Quem tem perfil mas está em outro momento merece continuar recebendo conteúdo, sem cobrança, até dar sinal. Sinal é comportamento: voltar ao site, abrir uma página de serviço, responder uma mensagem, perguntar preço. Esse acompanhamento é o que mais separa empresa que vende de empresa que só gera contato.

Onde qualificar cedo demais atrapalha

Existe o excesso oposto, e ele também custa. Qualificar no primeiro minuto, perguntando orçamento antes de entender o problema, afasta gente que teria comprado.

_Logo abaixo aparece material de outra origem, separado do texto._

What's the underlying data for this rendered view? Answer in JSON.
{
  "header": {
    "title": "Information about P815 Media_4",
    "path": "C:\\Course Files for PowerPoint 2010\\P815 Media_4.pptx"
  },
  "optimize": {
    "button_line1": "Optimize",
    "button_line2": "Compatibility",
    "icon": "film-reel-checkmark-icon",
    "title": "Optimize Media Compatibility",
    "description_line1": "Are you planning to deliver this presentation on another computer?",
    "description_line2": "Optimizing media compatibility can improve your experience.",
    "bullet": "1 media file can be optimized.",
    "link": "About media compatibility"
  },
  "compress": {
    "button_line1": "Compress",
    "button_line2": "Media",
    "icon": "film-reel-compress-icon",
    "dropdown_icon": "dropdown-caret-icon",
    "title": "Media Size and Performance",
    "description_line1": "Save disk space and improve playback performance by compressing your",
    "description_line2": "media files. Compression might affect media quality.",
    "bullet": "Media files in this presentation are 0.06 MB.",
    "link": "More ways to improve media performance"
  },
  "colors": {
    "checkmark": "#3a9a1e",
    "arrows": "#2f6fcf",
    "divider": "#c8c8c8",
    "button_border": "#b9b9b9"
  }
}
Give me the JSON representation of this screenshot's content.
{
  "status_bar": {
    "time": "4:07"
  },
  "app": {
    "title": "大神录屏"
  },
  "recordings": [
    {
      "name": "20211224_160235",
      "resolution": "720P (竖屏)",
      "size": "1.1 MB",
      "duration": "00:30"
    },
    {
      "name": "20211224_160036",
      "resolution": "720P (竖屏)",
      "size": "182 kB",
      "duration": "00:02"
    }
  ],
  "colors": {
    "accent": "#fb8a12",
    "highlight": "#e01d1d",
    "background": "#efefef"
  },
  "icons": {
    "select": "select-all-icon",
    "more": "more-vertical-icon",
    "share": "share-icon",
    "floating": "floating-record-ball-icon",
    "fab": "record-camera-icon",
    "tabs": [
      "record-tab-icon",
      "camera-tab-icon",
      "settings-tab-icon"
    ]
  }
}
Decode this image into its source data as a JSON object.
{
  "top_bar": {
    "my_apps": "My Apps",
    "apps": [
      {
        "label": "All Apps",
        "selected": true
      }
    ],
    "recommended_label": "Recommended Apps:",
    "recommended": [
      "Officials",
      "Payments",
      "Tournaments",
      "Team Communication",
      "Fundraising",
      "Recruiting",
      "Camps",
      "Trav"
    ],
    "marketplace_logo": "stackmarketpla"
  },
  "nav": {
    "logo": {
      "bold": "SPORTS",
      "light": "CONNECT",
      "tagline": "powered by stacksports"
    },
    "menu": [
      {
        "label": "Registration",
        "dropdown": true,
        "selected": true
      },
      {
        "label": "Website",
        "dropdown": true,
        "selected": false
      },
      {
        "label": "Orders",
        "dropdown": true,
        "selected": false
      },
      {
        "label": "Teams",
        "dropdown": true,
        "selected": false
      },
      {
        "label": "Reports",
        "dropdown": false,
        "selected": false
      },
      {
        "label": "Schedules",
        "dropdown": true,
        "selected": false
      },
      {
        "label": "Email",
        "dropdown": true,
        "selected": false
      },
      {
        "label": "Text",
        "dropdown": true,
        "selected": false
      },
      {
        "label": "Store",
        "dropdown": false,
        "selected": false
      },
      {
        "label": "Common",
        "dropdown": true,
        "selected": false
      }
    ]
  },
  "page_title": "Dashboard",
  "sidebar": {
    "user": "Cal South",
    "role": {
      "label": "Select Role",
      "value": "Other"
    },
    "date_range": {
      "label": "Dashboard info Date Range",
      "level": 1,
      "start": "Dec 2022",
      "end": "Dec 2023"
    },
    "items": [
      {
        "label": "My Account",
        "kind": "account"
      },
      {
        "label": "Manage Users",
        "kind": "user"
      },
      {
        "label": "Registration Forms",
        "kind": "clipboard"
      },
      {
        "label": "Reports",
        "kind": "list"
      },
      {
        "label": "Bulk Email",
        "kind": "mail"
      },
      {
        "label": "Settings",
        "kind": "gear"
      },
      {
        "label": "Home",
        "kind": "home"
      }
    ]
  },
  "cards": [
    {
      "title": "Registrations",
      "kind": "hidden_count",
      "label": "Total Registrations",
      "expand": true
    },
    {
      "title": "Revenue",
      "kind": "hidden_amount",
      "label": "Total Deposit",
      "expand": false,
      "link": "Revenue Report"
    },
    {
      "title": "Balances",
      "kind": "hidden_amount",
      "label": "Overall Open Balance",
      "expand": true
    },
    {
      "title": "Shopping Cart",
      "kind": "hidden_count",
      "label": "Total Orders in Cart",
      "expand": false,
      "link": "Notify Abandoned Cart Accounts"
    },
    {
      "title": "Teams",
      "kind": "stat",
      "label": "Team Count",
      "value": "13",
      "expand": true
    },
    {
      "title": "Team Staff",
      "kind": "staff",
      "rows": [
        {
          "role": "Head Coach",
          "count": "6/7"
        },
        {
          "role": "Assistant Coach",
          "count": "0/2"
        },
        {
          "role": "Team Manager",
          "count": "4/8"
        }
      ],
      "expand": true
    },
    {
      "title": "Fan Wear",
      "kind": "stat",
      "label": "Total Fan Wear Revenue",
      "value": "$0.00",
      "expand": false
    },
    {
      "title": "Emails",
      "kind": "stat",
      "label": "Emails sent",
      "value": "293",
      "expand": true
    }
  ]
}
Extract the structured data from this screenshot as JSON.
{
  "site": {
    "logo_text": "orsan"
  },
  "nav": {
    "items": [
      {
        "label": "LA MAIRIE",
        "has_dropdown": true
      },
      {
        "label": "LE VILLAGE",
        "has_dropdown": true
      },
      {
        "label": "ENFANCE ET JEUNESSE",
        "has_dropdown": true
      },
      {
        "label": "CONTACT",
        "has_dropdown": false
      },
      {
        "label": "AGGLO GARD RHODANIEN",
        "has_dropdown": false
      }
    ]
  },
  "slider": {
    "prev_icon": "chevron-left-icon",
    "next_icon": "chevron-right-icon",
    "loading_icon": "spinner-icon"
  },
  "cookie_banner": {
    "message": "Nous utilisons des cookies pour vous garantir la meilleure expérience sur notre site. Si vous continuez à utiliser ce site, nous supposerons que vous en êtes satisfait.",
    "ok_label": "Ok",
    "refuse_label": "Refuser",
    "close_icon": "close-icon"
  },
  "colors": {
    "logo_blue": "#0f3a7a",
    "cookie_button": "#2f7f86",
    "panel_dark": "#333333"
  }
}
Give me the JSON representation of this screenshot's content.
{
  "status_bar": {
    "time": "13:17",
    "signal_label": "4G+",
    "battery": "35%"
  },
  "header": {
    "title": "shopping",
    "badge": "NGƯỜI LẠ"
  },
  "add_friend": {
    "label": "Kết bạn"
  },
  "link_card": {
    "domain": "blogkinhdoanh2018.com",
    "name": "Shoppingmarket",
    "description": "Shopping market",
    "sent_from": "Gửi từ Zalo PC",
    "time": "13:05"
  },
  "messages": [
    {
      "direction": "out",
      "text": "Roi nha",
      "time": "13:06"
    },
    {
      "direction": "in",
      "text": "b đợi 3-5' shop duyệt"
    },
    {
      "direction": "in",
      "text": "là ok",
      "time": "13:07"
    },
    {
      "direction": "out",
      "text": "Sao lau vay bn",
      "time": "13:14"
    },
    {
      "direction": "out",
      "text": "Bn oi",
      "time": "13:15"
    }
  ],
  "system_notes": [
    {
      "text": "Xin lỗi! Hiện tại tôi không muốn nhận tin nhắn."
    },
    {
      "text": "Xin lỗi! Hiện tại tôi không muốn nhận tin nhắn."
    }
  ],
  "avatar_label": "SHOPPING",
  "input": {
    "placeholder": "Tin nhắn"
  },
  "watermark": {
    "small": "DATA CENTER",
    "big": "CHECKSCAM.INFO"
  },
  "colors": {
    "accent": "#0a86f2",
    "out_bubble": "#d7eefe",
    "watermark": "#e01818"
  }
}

Em venda de serviço, o cliente muitas vezes não sabe quanto custa nem quanto o problema dele vale, e essa noção se forma durante a conversa. Perguntar orçamento antes disso força uma resposta baixa, porque a pessoa responde com o que imagina, não com o que o problema justifica.

A ordem que funciona é entender o problema, dimensionar o custo de não resolver, e só então falar de investimento. Invertida, ela transforma toda negociação em disputa de preço.

Como registrar sem sistema caro

Não é preciso ferramenta para começar. Uma planilha com cinco colunas resolve: de onde veio o contato, se atende cada um dos quatro critérios, o que aconteceu na conversa, quando retomar e o motivo, quando não avançou.

A coluna do motivo é a que quase nunca é preenchida e a mais valiosa. Depois de três meses, ela mostra se a empresa está perdendo por preço, por prazo, por falta de autonomia de quem procura ou por atrair o perfil errado. Cada uma dessas causas tem uma correção diferente, e sem o registro a empresa fica adivinhando.

Onde isso encosta no resto

Qualificação é a ponte entre as duas áreas, e ela só funciona se as duas concordarem sobre o que é um contato pronto para abordagem, assunto de marketing e vendas juntos. Antes disso vem a geração, tratada em como gerar leads por meio do marketing digital.

E vale lembrar que qualificação melhora sozinha quando existe recorte de público, porque atrair o perfil certo é mais barato do que filtrar o errado, o que trata segmentação de mercado no marketing B2B.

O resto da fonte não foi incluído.